Here an example of SVD decomposition of a non square Matrix M.

#include <visp3/core/vpColVector.h>
#include <visp3/core/vpMatrix.h>

int main()
{
  vpMatrix M(3,2);
  M[0][0] = 1;
  M[1][0] = 2;
  M[2][0] = 0.5;

  M[0][1] = 6;
  M[1][1] = 8 ;
  M[2][1] = 9 ;

  vpMatrix V;
  vpColVector w;
  vpMatrix Mrec;
  vpMatrix Sigma;

  M.svdOpenCV(w, V);
  // Here M is modified and is now equal to U

  // Construct the diagonal matrix from the singular values
  Sigma.diag(w);

  // Reconstruct the initial matrix M using the decomposition
  Mrec =  M * Sigma * V.t();

  // Here, Mrec is obtained equal to the initial value of M
  // Mrec[0][0] = 1;
  // Mrec[1][0] = 2;
  // Mrec[2][0] = 0.5;
  // Mrec[0][1] = 6;
  // Mrec[1][1] = 8 ;
  // Mrec[2][1] = 9 ;

  std::cout << "Reconstructed M matrix: \n" << Mrec << std::endl;
}

Note

See svd() , svdEigen3() , svdLapack()

Parameters:
w: visp._visp.core.ColVector

Vector of singular values: \(\Sigma = diag(w)\) .

V: visp._visp.core.Matrix

Matrix \(V\) .

t(*args, **kwargs)

Overloaded function.

  1. t(self: visp._visp.core.Matrix) -> visp._visp.core.Matrix

Compute and return the transpose of the matrix.
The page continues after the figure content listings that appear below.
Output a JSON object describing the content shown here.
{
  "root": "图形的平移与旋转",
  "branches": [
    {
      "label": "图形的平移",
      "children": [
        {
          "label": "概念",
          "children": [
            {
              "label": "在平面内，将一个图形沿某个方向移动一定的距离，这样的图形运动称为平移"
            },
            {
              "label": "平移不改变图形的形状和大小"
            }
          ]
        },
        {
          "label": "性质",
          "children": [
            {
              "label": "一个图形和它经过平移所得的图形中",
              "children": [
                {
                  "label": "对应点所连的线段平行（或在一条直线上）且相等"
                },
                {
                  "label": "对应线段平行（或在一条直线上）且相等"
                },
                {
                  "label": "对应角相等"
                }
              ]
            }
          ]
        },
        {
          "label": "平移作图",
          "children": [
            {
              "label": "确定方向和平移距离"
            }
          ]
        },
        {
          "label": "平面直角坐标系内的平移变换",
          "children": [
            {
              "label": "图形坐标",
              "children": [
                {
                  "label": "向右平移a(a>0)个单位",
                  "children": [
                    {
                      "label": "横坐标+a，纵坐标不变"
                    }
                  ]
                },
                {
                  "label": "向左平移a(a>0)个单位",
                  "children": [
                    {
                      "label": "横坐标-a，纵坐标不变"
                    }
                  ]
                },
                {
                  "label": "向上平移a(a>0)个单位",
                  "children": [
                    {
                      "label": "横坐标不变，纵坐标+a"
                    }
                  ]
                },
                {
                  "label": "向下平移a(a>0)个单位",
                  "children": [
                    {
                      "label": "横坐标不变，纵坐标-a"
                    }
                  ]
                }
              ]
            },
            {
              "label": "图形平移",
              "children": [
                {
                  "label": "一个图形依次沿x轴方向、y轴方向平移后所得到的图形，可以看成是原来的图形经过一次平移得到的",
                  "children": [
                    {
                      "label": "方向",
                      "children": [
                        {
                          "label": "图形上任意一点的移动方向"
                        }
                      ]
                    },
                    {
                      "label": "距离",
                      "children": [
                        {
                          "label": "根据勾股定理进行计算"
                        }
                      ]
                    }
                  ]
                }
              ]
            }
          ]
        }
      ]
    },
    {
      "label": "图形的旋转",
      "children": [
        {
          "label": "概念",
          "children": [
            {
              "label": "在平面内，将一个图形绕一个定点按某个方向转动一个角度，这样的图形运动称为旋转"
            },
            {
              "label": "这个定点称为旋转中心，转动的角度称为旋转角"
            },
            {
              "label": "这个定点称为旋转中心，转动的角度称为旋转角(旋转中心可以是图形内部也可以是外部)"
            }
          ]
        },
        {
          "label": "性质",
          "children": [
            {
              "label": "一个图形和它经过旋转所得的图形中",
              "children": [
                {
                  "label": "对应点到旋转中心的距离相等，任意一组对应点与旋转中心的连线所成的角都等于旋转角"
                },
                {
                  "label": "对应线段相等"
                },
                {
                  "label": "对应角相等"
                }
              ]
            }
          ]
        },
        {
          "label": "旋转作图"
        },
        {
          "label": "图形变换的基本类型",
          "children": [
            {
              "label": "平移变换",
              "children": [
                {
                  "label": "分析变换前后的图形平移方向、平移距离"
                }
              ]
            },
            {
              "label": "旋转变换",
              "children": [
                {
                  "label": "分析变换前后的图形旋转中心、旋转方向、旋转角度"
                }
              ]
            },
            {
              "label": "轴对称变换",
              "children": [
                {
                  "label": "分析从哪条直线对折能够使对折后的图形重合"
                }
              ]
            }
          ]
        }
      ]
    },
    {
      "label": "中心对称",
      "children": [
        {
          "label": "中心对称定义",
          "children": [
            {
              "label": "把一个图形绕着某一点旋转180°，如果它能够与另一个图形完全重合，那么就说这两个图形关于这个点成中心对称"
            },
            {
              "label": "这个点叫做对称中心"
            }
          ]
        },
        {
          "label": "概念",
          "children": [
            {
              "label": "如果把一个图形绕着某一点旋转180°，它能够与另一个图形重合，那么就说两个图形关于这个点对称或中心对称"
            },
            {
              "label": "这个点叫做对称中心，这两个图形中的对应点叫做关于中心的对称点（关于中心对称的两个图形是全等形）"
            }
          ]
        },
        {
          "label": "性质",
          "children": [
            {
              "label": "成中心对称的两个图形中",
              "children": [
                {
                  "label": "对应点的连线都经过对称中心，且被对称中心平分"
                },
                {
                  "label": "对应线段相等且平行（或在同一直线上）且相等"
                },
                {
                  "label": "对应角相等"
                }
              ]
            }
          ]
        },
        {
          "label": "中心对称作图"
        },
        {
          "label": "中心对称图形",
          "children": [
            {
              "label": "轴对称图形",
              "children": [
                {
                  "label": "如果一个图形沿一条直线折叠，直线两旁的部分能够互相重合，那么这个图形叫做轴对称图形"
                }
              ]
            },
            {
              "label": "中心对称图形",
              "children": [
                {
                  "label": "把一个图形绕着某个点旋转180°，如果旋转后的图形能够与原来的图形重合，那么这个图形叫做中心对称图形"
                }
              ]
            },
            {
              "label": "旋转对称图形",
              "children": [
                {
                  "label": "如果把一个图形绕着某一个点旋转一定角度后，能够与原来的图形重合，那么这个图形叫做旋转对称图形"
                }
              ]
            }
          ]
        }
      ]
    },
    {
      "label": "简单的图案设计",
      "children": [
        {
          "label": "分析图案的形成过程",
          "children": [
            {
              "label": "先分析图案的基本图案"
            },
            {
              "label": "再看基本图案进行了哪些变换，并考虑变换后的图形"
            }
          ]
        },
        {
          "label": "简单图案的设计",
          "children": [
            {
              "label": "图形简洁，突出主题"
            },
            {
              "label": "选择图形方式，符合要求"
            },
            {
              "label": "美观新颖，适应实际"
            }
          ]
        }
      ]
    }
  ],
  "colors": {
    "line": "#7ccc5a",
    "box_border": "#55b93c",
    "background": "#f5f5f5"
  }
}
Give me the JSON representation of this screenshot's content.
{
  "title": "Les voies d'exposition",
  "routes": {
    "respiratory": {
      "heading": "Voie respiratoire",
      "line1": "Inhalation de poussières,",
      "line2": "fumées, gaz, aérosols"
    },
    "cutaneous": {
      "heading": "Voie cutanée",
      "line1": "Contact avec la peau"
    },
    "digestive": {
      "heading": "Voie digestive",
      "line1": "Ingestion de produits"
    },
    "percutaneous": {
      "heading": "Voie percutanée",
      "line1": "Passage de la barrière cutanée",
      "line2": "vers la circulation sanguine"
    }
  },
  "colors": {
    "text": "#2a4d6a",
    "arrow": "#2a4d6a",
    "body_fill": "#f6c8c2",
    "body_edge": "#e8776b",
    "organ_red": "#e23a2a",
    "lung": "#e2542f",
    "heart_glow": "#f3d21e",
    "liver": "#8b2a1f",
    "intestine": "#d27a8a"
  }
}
  1. t(self: visp._visp.core.ArrayDouble2D) -> visp._visp.core.ArrayDouble2D

Compute the transpose of the array.

Returns:

vpArray2D<Type> C = A^T

transpose(*args, **kwargs)

Overloaded function.

  1. transpose(self: visp._visp.core.Matrix) -> visp._visp.core.Matrix

Compute and return the transpose of the matrix.

Note

See t()

  1. transpose(self: visp._visp.core.Matrix, At: visp._visp.core.Matrix) -> None

Compute At the transpose of the matrix.

Note

See t()

Parameters:
At

(output) : Resulting transpose matrix.